Lasorda’s legacy in Los Angeles runs deep and often goes unnoticed in terms of historical value. His time managing the Dodgers and impact on baseball is one to be celebrated. Here is some more information about Lasorda’s time as the Los Angeles Dodgers manager.
Life before managing
Before we can dive into Lasorda’s managing career, it is important to have some context about how he got there.
Lasorda was born and raised in Pennsylvania and burst onto the professional baseball scene in 1945 when he signed with the Phillies. He took a break to serve in the military a few years later. Some success on the mound led him to the Dodgers. Although he was not quite a star, his legacy with the organization started in 1949.
Five years later, he made his Major League debut with the Brooklyn Dodgers. His time in Brooklyn was short-lived because he was traded to the Kansas City Athletics a couple of years later. Shortly after, his playing days were over and his tenure in the Major Leagues as an athlete did not go quite as planned.
It should be noted that the Dodgers moved from Brooklyn to Los Angeles in 1957. Lasorda’s legacy started in Brooklyn, but he would mostly be known for his presence in LA later on.
Minor league coaching career
After retiring from playing in 1960, Lasorda spent the next five years as a talent scout for the organization. Despite his playing days being over, his knowledge about the game still had a place to show itself.
Once he realized that he could make a bigger impact on the game than scouting, his coaching career started. In 1966, Lasorda became the manager of the minor league Ogden Dodgers. After two years there, he moved to the Triple-A Spokane Indians. His success in the minor leagues propelled him back into the Majors.
Major League coaching career
An opening popped up with the Los Angeles Dodgers, so Lasorda became the third base coach in 1973. He spent a few years getting himself acquainted with Major League management before having the opportunity to run a program of his own at the highest level. The head coach at the time was Walter Alston who ended up being inducted into the Baseball Hall of Fame after retirement.
That retirement came in 1976. Over two decades were spent with the Dodgers, so when he parted with the team, whoever would be next had some big shoes to fill. The next man up was Lasorda. For the first time in his life, he had the opportunity to run a baseball team on the world’s biggest stage. This was paired with following up a super successful manager to bring a lot of pressure into Lasorda’s start.
Although he technically coached the final four games of the 1976 season, the real start came the following year. He achieved an impressive 98-64 record that year which set the standard high for what Lasorda would bring to the table. The Dodgers would go on to win the NL Pennant that year but ended up losing in the World Series to the New York Yankees.
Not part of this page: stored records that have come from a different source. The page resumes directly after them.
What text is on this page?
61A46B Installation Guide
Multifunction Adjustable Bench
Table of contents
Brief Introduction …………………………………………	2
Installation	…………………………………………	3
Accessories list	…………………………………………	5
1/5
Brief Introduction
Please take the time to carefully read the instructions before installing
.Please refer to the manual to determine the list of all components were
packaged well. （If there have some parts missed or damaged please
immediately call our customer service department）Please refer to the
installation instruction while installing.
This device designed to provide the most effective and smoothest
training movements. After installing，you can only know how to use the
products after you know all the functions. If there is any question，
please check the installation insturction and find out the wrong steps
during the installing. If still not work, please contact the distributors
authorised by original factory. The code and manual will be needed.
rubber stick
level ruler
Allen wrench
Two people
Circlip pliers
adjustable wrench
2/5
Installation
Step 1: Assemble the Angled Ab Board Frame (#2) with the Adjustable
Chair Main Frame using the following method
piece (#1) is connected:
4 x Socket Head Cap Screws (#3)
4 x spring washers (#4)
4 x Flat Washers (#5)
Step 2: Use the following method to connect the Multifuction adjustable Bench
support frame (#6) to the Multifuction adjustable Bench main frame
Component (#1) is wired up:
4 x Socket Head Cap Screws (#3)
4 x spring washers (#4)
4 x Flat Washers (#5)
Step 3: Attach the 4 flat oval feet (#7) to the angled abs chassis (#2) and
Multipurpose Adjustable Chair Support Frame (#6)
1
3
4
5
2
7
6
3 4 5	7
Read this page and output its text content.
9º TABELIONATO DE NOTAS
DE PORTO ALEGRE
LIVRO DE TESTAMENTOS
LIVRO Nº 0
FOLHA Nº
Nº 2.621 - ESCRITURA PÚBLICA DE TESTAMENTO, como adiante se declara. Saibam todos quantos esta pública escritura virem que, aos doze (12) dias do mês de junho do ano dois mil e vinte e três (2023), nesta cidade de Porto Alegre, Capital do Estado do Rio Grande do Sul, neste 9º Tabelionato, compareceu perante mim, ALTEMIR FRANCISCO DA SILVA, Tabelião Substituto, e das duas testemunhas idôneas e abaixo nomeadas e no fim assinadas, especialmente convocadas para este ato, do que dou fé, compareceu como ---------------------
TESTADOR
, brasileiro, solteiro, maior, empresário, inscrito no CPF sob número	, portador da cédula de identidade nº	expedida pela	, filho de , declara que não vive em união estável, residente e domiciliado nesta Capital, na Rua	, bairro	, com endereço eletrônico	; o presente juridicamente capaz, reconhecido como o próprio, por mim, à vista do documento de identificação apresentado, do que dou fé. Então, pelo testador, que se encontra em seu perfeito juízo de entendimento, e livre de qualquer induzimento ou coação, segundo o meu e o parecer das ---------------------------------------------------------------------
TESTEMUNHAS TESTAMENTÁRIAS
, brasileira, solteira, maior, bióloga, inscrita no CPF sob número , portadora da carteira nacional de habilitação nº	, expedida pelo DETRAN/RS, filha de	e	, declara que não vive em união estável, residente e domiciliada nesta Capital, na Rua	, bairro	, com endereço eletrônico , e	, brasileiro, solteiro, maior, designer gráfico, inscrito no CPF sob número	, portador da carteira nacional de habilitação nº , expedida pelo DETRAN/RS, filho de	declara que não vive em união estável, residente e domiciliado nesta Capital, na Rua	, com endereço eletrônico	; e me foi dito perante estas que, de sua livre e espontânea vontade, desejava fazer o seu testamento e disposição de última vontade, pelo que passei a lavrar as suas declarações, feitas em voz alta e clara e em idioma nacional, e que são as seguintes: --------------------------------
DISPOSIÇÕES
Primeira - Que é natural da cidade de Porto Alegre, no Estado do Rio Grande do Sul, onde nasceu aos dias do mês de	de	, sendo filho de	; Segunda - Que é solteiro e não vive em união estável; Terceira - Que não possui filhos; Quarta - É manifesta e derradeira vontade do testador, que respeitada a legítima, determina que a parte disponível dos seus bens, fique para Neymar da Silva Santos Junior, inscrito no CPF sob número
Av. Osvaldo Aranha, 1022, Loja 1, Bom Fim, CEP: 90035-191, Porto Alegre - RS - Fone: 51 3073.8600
That impressive start was followed by yet another NL Pennant winning performance from the Dodgers in 1978. They beat the Philadelphia Phillies in the Championship Series yet again and also lost to the Yankees in the World Series, again. It is interesting that the NLCS and World Series were identical in the amount of games won and who ended up on top.
These first two years really catapulted Lasorda into the top pool of new managers. The next two were fairly stagnant as the Dodgers failed to make the postseason again until 1981. If you don’t already know, 1981 was a really interesting season because a player's strike forced the season to be cut in two halves.
Despite the tough circumstances and immense distractions, Lasorda led the Dodgers to his first World Series Victory as he avenged his losses against the Yankees. This would be the first of two titles he would hold during his tenure in Los Angeles.
His legacy with the Dodgers was starting to transition from consistency to success as winning records and going into the playoffs was apparent from the beginning.
Lasorda’s next success came in 1983 when he won the NL Manager of the Year honors. This was a big deal as it was his first of two in Lasorda’s career. The second came in 1988.
His final World Series title came in 1988 when his Dodgers posted a 94-67 record. Lasorda strung together a number of winning records after that, but there was no more deep postseason success after 1988.
Retirement looked a little strange for Lasorda. Right after his final game in 1996, Lasorda had a heart attack. Thankfully, he checked himself into the hospital before it got too serious. He officially retired about a month later and took a Vice President role with the Dodgers.
Lasorda never really left the game of baseball. Even after 20 years of coaching in the MLB, Lasorda never took too much of a backseat. He was always involved in the game. In 2000, Lasorda led the U.S. national team to a gold medal at the 2000 Summer Olympics in Sydney, Australia. Even when a heart attack led him away from coaching, he was brought right back and didn’t miss a beat.
Tommy Lasorda’s impact on the game of baseball and the city of Los Angeles is rivaling those of other greats across sports. His legacy is ingrained in Dodgers’ lore and will forever be a token of that franchise. Unfortunately, the Hall of Fame coach passed away on Jan. 7, 2021, but his memory and legacy will live on forevermore.